How Coca-Cola Is Helping Deliver Medicines
Coca-Cola products reach every corner of the world while essential medicines do not. ColaLife, a UK charity, noticed this and decided to make a change. ColaLife uses Coca-Cola to open up the private sector supply chain to deliver affordable and effective medicines.
ColaLife produced the Kit Yamoyo, an anti-diarrhea kit. Diarrheal diseases cause life-threatening dehydration, which is the second leading cause of death in children under the age of 5 in developing nations. Each year, it takes the lives of 760,000 children, even though it’s curable.
The problem is that these children do not have access to the cure, which is what ColaLife sought to solve. The Kit Yamoyo contains Oral Rehydration Salts (ORS), soap, and zinc, which act as a cure. The package itself acts as a measuring device for water needed to mix up the ORS and zinc, and can also be used as a storage device as well as a cup.

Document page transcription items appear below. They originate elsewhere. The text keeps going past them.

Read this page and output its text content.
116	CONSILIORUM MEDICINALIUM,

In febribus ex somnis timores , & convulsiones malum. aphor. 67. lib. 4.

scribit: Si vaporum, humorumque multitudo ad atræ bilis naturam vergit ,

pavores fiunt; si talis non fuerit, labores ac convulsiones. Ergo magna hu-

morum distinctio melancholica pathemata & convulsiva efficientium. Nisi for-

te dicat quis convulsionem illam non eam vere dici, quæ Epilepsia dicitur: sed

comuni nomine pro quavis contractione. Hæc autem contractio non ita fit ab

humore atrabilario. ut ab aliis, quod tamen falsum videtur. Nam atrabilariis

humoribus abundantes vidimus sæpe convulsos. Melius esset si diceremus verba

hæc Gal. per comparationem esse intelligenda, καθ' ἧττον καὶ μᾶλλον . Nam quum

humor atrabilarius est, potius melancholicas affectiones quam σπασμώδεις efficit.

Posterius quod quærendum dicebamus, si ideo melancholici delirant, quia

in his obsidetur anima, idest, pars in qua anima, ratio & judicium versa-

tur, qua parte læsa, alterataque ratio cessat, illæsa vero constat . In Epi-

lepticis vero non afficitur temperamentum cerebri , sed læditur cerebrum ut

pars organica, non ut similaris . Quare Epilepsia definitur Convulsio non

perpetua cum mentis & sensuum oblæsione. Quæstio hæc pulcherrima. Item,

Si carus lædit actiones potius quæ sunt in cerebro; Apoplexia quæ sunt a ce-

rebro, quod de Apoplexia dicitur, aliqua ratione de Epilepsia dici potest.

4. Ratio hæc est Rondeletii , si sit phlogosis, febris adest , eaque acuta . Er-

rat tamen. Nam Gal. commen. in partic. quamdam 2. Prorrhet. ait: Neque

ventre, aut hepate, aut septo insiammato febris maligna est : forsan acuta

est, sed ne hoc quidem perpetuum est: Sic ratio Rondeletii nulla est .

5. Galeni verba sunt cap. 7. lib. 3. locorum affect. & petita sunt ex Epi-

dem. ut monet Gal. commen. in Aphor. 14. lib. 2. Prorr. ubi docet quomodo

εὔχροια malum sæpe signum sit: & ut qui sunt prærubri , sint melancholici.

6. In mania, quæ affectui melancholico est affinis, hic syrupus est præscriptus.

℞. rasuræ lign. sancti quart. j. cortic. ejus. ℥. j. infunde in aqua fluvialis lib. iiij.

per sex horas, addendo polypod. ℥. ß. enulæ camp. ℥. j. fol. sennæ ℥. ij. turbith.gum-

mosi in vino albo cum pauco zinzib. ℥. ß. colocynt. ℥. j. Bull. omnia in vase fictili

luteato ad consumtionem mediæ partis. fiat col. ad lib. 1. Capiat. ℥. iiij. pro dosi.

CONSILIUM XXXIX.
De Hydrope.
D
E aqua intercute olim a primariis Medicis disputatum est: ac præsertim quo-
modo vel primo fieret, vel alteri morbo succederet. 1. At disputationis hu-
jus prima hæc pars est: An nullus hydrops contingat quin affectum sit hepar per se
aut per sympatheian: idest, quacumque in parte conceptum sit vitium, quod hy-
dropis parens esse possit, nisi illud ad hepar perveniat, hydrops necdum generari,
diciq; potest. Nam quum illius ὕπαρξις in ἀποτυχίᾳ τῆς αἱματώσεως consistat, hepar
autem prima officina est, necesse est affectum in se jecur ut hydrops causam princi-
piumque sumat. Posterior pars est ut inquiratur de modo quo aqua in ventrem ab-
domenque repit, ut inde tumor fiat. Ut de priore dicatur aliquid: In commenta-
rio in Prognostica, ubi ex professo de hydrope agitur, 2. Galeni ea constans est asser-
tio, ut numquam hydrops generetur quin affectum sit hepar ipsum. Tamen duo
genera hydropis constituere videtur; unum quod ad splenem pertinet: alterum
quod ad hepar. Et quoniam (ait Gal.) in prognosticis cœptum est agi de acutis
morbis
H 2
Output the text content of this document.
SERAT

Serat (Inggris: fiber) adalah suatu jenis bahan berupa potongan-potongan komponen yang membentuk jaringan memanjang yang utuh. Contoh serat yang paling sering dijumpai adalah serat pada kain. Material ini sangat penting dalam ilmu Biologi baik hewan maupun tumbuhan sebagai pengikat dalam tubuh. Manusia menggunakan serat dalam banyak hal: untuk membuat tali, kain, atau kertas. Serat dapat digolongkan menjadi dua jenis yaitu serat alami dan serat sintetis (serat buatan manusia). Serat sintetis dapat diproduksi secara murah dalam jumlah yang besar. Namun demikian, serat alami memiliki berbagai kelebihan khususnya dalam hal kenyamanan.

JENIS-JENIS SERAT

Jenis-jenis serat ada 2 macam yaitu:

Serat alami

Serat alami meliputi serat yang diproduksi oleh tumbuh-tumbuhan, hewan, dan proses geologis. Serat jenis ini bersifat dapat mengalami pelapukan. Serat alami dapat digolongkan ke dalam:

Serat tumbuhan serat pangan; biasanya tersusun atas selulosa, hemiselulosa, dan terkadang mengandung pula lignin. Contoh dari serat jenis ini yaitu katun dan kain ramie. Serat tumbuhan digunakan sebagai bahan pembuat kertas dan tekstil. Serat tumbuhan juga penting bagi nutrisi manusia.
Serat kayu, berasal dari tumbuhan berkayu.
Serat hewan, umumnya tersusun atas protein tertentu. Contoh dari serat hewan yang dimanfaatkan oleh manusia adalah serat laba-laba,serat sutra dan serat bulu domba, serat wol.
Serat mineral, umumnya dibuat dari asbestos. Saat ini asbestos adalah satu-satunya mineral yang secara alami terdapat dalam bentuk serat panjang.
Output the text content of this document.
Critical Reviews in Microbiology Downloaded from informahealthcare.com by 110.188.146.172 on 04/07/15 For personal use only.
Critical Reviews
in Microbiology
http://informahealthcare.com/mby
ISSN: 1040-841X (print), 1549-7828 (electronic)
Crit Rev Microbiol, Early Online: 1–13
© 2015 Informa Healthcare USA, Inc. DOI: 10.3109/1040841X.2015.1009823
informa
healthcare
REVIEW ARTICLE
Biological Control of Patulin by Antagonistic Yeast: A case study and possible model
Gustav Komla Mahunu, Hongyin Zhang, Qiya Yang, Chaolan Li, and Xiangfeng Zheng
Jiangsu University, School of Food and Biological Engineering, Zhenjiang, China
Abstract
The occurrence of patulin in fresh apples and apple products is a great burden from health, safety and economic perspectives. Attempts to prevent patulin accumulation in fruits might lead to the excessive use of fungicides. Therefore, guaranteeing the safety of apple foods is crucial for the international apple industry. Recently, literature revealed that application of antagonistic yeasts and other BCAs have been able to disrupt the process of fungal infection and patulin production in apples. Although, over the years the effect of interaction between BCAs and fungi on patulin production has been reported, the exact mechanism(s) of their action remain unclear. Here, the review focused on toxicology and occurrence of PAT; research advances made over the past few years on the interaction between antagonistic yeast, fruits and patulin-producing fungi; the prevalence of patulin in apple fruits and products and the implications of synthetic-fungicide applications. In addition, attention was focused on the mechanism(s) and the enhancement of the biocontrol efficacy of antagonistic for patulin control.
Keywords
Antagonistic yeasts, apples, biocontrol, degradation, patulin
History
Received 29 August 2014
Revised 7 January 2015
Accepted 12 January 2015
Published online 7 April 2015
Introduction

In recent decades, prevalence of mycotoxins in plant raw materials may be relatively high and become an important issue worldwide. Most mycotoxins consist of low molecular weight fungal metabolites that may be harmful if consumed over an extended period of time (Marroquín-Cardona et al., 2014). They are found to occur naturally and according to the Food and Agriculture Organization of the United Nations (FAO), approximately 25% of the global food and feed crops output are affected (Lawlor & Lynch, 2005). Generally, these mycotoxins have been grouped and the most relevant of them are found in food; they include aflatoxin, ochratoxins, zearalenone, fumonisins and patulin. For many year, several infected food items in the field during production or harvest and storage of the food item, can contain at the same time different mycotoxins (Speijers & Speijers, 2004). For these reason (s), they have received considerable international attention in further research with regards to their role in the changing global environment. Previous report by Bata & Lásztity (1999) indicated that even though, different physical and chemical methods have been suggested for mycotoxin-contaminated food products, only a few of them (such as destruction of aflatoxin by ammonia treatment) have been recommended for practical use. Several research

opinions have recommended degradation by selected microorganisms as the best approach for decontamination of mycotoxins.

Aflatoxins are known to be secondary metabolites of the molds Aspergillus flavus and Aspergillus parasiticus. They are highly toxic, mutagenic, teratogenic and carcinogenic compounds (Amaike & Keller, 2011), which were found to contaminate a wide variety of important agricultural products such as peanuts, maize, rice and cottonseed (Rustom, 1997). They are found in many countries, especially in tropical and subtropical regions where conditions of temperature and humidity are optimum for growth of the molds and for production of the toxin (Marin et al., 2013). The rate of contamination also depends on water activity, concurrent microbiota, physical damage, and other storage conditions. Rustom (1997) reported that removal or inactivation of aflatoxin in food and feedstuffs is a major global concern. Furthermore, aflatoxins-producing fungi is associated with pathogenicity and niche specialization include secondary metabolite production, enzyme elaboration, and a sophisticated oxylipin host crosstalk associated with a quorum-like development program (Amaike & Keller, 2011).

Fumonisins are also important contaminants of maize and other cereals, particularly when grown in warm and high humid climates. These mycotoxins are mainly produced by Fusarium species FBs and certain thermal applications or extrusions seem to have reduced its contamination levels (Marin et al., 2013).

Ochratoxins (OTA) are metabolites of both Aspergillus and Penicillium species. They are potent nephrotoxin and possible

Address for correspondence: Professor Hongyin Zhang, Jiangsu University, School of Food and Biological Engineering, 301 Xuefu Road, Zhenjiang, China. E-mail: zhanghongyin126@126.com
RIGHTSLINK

The Kit Yamoyo has a v-shaped cup to easily fit into the Coca-Cola delivery crates. As a compact, low-cost product, the Kit Yamoyo piggybacks Coca-Cola’s supply chain to reach remote areas. It is a symbiotic relationship: Coca-Cola products continue to reach and get sold in remote areas, while the consumers gain access to more medicines than ever before.
The kits themselves are sold with Coca-Cola products. As the kits make their way out to the remote areas, the demand for them becomes greater. It’s a positive situation for everyone involved: Coca-Cola products are sold, the retailer makes a profit, and the consumer gets the medicine they need to help their children.
With enough funding, the Kit Yamoyo will have a big impact. It will widen vaccine coverage in remote areas and reduce death rates caused by dehydration and malnutrition. It will also encourage an increased investment in training and help health workers reduce child mortality rates. ColaLife has proven that the supply chain is just as important as the medicine itself.